Möglichkeiten zur Förderung der geistigen Fitness
Es gibt zahlreiche Möglichkeiten, die geistige Fitness zu fördern und den altersbedingten Abbau der Hirnleistung vorzubeugen. Hier sind einige der effektivsten Strategien:
Gehirntraining und kognitive Stimulation
- Neues lernen: Alles, was neu ist, weckt das Gehirn auf. Versuchen Sie zum Beispiel einmal, einen Text zu lesen, wenn Sie ihn falsch herum halten, oder eine Handvoll Zeilen darauf durchgehen, wie oft der Buchstabe „n“ auf ein „e“ folgt. Das Gehirn mag keine Routine.
- Gehirnjogging: Gehirnjogging-Übungen können die generelle Leistungsfähigkeit des Gehirns steigern. Es gibt Trainingsprogramme für das Gehirn auf dem Markt - zum Teil mit vollmundigen Versprechungen. Andererseits kann man nichts falsch machen, wenn man das Gehirn stimuliert.
- Fremdsprachen lernen: Wer eine neue Sprache lernt, nutzt eine Vielzahl umfangreicher Nervennetzwerke im Gehirn. Das fördert die Neuroplastizität und kann die Gehirnleistung verbessern - und zwar in jedem Alter.

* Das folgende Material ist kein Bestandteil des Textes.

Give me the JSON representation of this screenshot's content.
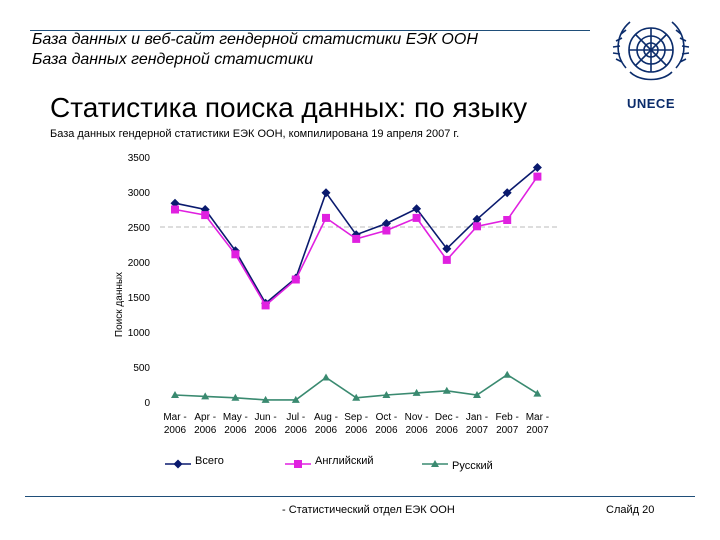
{
  "header": {
    "line1": "База данных и веб-сайт гендерной статистики ЕЭК ООН",
    "line2": "База данных гендерной статистики"
  },
  "logo": {
    "text": "UNECE"
  },
  "title": "Статистика поиска данных: по языку",
  "subtitle": "База данных гендерной статистики ЕЭК ООН, компилирована 19 апреля 2007 г.",
  "footer": {
    "left": "- Статистический отдел ЕЭК ООН",
    "right": "Слайд 20"
  },
  "colors": {
    "total": "#0a1a6e",
    "english": "#e020e0",
    "russian": "#3a8a70",
    "refline": "#bbbbbb"
  },
  "chart_data": {
    "type": "line",
    "ylabel": "Поиск данных",
    "xlabel": "",
    "ylim": [
      0,
      3500
    ],
    "yticks": [
      0,
      500,
      1000,
      1500,
      2000,
      2500,
      3000,
      3500
    ],
    "reference_line": 2500,
    "categories": [
      "Mar - 2006",
      "Apr - 2006",
      "May - 2006",
      "Jun - 2006",
      "Jul - 2006",
      "Aug - 2006",
      "Sep - 2006",
      "Oct - 2006",
      "Nov - 2006",
      "Dec - 2006",
      "Jan - 2007",
      "Feb - 2007",
      "Mar - 2007"
    ],
    "categories_lines": [
      [
        "Mar -",
        "2006"
      ],
      [
        "Apr -",
        "2006"
      ],
      [
        "May -",
        "2006"
      ],
      [
        "Jun -",
        "2006"
      ],
      [
        "Jul -",
        "2006"
      ],
      [
        "Aug -",
        "2006"
      ],
      [
        "Sep -",
        "2006"
      ],
      [
        "Oct -",
        "2006"
      ],
      [
        "Nov -",
        "2006"
      ],
      [
        "Dec -",
        "2006"
      ],
      [
        "Jan -",
        "2007"
      ],
      [
        "Feb -",
        "2007"
      ],
      [
        "Mar -",
        "2007"
      ]
    ],
    "series": [
      {
        "name": "Всего",
        "marker": "diamond",
        "values": [
          2840,
          2750,
          2160,
          1410,
          1770,
          2990,
          2390,
          2550,
          2760,
          2190,
          2610,
          2990,
          3350
        ]
      },
      {
        "name": "Английский",
        "marker": "square",
        "values": [
          2750,
          2670,
          2110,
          1380,
          1750,
          2630,
          2330,
          2450,
          2630,
          2030,
          2510,
          2600,
          3220
        ]
      },
      {
        "name": "Русский",
        "marker": "triangle",
        "values": [
          100,
          80,
          60,
          30,
          30,
          350,
          60,
          100,
          130,
          160,
          100,
          390,
          120
        ]
      }
    ],
    "legend_position": "bottom",
    "grid": false
  }
}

- Musizieren: Musik beflügelt Körper und Geist. Sie stimuliert die Hirnnerven und wirkt sich auf die Ausschüttung bestimmter Botenstoffe aus, die die Neuroplastizität beeinflussen.

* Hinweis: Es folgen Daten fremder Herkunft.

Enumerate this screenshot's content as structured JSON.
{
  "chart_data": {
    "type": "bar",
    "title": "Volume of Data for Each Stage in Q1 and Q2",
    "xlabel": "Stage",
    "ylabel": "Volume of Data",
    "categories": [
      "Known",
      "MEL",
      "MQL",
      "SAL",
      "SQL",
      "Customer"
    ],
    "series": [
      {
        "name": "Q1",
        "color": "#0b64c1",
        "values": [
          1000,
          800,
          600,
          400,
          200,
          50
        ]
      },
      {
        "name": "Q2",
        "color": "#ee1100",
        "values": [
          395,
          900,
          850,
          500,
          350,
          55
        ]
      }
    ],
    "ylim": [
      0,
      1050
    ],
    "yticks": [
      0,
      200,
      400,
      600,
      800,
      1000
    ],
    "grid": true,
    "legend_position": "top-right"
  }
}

Körperliche Aktivität und Sport
- Regelmäßige Bewegung: Körperliche Aktivität begünstigt ein gesundes Gehirn. Regelmäßige Bewegung und Sport kann die Hirngesundheit fördern - und den Alterungsprozess verlangsamen.

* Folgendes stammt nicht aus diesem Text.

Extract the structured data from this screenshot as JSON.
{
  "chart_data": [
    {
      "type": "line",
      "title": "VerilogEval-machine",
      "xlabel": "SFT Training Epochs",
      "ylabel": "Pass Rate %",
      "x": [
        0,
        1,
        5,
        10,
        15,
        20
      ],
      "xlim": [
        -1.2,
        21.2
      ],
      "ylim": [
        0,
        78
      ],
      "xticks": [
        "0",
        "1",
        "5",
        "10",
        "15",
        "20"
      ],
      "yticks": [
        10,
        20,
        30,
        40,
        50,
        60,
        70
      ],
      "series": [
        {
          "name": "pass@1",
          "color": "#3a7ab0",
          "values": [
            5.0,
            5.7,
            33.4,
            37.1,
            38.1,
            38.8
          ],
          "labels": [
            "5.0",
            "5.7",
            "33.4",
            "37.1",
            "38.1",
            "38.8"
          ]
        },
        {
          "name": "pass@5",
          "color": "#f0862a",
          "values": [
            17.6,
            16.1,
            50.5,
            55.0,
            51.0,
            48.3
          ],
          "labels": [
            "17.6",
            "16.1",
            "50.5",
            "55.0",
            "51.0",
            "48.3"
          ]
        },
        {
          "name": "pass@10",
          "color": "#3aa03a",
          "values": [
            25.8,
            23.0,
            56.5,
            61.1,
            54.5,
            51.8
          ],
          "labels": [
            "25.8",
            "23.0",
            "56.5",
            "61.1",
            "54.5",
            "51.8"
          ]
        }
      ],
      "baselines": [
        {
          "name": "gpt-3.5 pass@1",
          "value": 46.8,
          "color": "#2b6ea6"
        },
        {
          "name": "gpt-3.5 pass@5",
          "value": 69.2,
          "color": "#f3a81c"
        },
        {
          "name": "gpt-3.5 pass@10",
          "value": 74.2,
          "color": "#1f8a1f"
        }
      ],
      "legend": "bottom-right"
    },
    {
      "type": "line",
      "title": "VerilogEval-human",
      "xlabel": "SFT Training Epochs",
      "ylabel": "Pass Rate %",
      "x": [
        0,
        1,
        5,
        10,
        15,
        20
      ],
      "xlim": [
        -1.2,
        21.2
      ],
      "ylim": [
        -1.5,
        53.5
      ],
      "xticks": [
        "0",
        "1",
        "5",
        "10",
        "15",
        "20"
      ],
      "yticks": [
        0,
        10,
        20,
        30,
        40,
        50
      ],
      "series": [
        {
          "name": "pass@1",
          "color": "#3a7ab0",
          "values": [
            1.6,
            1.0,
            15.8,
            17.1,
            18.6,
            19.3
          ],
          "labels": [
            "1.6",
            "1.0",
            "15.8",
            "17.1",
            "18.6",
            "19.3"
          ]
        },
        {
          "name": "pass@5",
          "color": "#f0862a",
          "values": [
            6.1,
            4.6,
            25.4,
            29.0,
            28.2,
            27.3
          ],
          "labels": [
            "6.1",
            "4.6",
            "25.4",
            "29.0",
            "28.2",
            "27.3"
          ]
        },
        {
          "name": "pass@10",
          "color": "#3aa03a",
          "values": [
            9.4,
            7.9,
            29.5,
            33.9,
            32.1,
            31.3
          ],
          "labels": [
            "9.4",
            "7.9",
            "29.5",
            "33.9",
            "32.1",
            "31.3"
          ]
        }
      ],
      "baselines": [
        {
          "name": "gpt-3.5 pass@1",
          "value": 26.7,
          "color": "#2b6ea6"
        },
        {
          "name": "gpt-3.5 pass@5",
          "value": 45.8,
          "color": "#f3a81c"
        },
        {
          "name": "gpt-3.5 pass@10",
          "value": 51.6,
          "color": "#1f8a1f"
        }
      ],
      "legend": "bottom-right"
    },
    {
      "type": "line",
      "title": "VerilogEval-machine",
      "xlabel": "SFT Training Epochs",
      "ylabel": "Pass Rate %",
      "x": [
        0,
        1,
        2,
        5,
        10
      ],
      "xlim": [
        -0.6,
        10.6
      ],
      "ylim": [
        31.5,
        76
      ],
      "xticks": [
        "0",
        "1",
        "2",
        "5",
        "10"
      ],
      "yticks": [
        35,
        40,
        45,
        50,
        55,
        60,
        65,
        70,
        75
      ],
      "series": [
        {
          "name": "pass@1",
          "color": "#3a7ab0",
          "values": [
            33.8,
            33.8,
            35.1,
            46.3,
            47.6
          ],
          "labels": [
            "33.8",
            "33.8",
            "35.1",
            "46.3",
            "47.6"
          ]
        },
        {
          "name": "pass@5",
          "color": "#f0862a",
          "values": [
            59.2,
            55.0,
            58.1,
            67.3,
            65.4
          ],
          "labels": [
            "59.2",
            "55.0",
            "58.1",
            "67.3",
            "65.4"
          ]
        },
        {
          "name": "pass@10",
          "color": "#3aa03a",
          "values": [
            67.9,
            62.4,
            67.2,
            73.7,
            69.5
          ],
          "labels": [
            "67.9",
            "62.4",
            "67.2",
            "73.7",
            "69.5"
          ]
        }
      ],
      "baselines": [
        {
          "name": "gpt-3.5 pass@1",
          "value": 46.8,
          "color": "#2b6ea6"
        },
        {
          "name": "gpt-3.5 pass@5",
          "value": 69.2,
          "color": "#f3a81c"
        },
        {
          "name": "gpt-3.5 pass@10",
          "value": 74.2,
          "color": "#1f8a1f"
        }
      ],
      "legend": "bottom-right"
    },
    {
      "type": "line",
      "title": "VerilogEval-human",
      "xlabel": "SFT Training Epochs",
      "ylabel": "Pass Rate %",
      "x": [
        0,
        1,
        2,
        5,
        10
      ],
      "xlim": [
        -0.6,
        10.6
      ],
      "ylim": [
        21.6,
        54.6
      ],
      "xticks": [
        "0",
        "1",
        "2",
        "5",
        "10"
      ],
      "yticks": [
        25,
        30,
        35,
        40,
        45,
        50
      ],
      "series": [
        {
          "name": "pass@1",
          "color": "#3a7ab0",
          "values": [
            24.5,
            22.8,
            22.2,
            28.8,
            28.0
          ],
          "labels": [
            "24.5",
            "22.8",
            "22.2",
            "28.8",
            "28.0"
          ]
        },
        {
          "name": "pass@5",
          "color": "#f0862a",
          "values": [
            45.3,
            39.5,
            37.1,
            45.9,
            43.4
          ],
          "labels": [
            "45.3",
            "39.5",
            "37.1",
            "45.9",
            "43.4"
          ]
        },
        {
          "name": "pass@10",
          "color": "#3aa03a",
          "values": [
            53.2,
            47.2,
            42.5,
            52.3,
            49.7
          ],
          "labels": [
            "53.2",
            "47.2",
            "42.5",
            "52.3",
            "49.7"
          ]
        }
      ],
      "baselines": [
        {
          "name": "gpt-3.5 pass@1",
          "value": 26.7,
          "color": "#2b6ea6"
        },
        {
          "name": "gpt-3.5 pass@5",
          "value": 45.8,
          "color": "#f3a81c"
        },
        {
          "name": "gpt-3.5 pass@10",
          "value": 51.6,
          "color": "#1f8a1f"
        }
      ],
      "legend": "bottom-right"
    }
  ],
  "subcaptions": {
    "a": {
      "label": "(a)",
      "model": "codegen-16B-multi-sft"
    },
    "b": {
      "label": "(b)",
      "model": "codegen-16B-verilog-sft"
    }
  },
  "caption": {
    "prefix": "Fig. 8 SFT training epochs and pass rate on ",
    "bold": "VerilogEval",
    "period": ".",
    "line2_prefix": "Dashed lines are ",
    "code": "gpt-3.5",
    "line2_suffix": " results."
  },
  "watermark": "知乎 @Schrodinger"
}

- Sportarten: Gehen, Dehnen, aerobes Training, Kardio-Training, Krafttraining und hochintensives Training können die Gehirnfunktion steigern.
Gesunde Lebensweise
- Ausgewogene Ernährung: Eine gesunde Ernährung kann das Altern des Gehirns hinauszögern.
- Soziale Kontakte: Gegenseitiger Kontakt aktiviert das Gehirn. Ein interessantes Gespräch ist das beste Gehirntraining.
- Ausreichend Schlaf: Wer seinen Tag ständig entgegen dem Biorhythmus plant, erhöht das Risiko an Übergewicht, Depression, Diabetes und sogar Demenz zu erkranken.
Weitere Tipps
- Neugierig bleiben: Wer neugierig ist, braucht im Grunde kein Gehirntraining. Gehirntraining ist eine Hilfe, wenn man im Alltag zu wenig gefordert ist.
- Pausen machen: Das Gehirn braucht Pausen, um fit zu bleiben. Für Dauerbelastungen wie sie im Beruf häufig vorkommen, ist es nicht geschaffen.
- Prioritäten setzen: Wer seine Ressourcen geschickt einsetzt, kann damit seine Effektivität steigern. Überlegen, ordnen, machen.
- Hörvermögen erhalten: Besonders auf gutes Gehör zu achten, ist wichtig, um auch die geistige Fitness zu erhalten. Wenn Sie also merken, dass Ihr Hörvermögen abnimmt, könnte der Einsatz von Hörgeräten einem Abbau der geistigen Fähigkeiten womöglich entgegenwirken.
Die Bedeutung der Neuroplastizität
Die Fähigkeit des Gehirns, seine Struktur und die Funktionen durch die Bildung von Zellen und Synapsen so zu verändern, dass es sich immer wieder auf Einflüsse von außen einstellen kann, beschreiben Mediziner als Neuroplastizität. Sie lässt sich auch im Alter noch gezielt fördern. Forscher sehen dies als wichtige Voraussetzung dafür, um dem altersbedingten Abbau der Hirnleistung vorzubeugen und geistig fit zu bleiben.